I had an important job, operating the spotlight, and sat alone in the high bleachers. During rehearsals, I watched as a young schoolmate, Robert Bell, stuck a nail into the electrical circuit, so as to feel the jolt. Nobody stopped him. Who cared if he fried?
Just as the television show “Amos & Andy” has disappeared, and never emerges among the late-night reruns, so has the Minstrel Show disappeared. Of course the original ones toured the South once apon a time, and Lenny Sloan resurrected the “Three Black and Three White Minstrel Show” in San Francisco during my early answering service days. In fact, Lenny was my client, and now that I think about it, if I recall right, he still owes me money!
But back then, in my home town, this was the Kiwanis Club, masters of disguise.
My stepfather, Dr. Strickland, wearing blackface and a bow-tie that lit-up, he was in the show. My uncle, Dr. Hurn, with a bow-tie he could bounce up and down with his adams apple, he was in the show. Houston McMurray, our pompous town lawyer, was just perfect as “Mr. Interlocuter.”
Mr. Interlocuter was a well-dressed white man in the Minstrel Show. His job was Master of Ceremonies, and he would play straight man to the various pseudo-black actors as they delivered their gags. The entire chorus, in blackface makeup, would deliver songs, and background harmonies for solo singers.
In one skit, using a thick dialect considered very humorous, Dr. Hurn sat at a table, and at a knock on the door, admitted a patient, who in an even thicker dialect said that he was having woman troubles. The trouble was that his wife was pregnant, again, and he couldn’t afford to feed any more children.
The doctor gave him some pills which should stop the problem, but in the next scene the patient was back. The pills had failed, the fit had come on him, and the wife was pregnant, again, with yet another chillun.
This time the doctor took him behind a screen for an operation, and the man staggered out. But alas! In the next scene, the man, sheepishly knocking on the door, told the doctor that the operation had failed.
The doctor, now stern, said they’d have to “remove the cause of the difficulty”, and over the man’s protests, performed another operation behind the screen. The fellow was hardly able to walk from the room.
Even worse, in the next scene he was back and his wife was yet again pregnant. Now the doctor really had to think.

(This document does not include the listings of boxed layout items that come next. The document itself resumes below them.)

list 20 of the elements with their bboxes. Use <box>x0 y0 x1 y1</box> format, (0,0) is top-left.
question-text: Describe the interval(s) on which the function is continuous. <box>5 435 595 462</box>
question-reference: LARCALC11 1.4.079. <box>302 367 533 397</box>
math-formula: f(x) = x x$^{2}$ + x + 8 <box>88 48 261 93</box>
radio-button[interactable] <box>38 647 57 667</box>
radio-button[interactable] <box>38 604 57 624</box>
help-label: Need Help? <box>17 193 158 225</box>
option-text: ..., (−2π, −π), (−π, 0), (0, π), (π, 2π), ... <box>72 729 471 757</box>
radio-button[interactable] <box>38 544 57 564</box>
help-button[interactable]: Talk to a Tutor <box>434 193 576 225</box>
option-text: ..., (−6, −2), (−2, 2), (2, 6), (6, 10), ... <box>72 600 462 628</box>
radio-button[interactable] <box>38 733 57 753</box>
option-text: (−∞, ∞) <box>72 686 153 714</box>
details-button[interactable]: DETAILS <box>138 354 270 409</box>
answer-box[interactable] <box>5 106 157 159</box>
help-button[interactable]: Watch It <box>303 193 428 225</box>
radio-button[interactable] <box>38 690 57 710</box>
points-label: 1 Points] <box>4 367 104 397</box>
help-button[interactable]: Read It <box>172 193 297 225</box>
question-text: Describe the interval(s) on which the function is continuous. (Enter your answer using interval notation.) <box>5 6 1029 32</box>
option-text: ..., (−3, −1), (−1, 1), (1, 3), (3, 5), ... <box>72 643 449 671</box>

“Hmmmm,” said the doctor. “Appears we been operating on the wrong one!”
Ha ha ha ha ha. That one brought the house down.
After the show, when all the audience had gone, and the gymnasium was just an empty floor covered with folding chairs, there was great hiliarity among the actors. Grease paint was in their blood now. A flask was passed around. Some went down to the coffee shop to laugh and drink coffee. Dr. Hurn went to the hospital to do his rounds, still wearing his costume, bobbing bow-tie, and blackface makeup.
“Lordy!” said the nurses.
“My word!” said the patients.
My Uncle Doc, Dr. Hurn, he just bobbed his bow-tie, and didn’t say nothing.